这题跟前一题基本结构一样，都是从叶子往上返回值。

leetcode discuss的解法是，用以个global的变量来记录全局max，然后每次从子节点返回一个root to 它的max。每层root判断是否把左右根加起来比原来的Max大，如果是就更新。

int max;

public int maxPathSum(TreeNode root) {
    max = Integer.MIN_VALUE;
    maxDownHelper(root);
    return max;
}

private int maxDownHelper(TreeNode root) {
    if (root == null) {
        return 0;
    }

    // because the tree may return minus value, so use 0 to represent not taking the negative node/path
    int left = Math.max(0, maxDownHelper(root.left));
    int right = Math.max(0, maxDownHelper(root.right));

    // leaf node's value will be in the max, becuase null returns 0
    // if left & right returns minus val, the node's value will be used to compare to the global max
    max = Math.max(max, left + right + node.val);

    return Math.max(left, right) + node.val; // return max from leaf to current root
}

九章的解法是用一个ResultType来记录两个量，一个是从root to any，另一个是any to any。

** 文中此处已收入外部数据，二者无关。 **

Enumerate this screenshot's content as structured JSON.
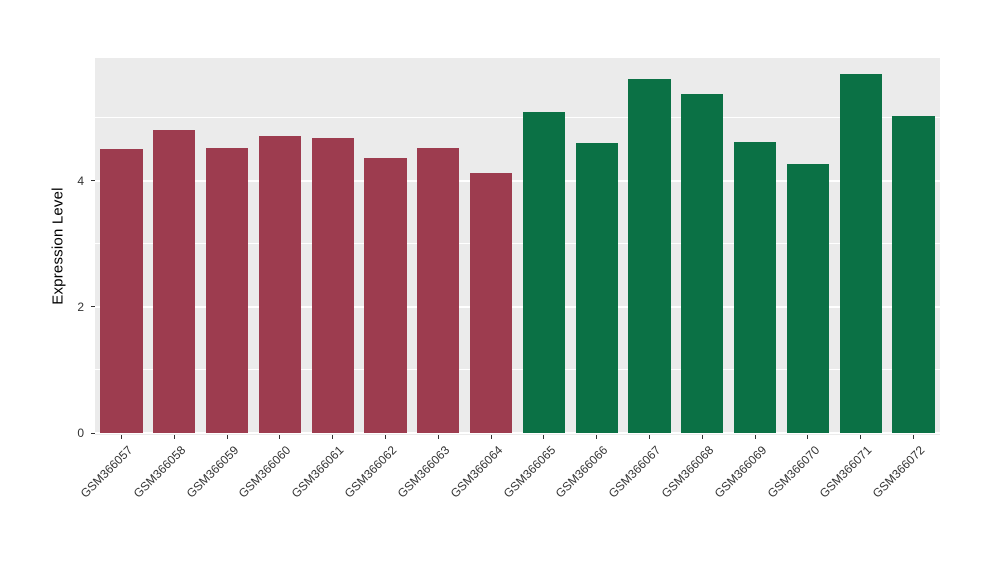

    public int maxPathSum(TreeNode root) {
        if (root == null) {
            return 0;
        }

        ResultType res = helper(root);
        return res.maxAnyToAny;
    }

    private ResultType helper(TreeNode root) {
        if (root == null) {
            return new ResultType(0, Integer.MIN_VALUE);
        }

        ResultType left = helper(root.left);
        ResultType right = helper(root.right);

        int maxRootToAny = Math.max(0, Math.max(left.maxRootToAny + root.val, right.maxRootToAny + root.val));
        int maxAnyToAny = Math.max(left.maxRootToAny + right.maxRootToAny + root.val, Math.max(left.maxAnyToAny, right.maxAnyToAny));


        return new ResultType(maxRootToAny, maxAnyToAny);
    }


class ResultType {
    int maxRootToAny;
    int maxAnyToAny;

    public ResultType(int ra, int aa) {
        maxRootToAny = ra;
        maxAnyToAny = aa;
    }

}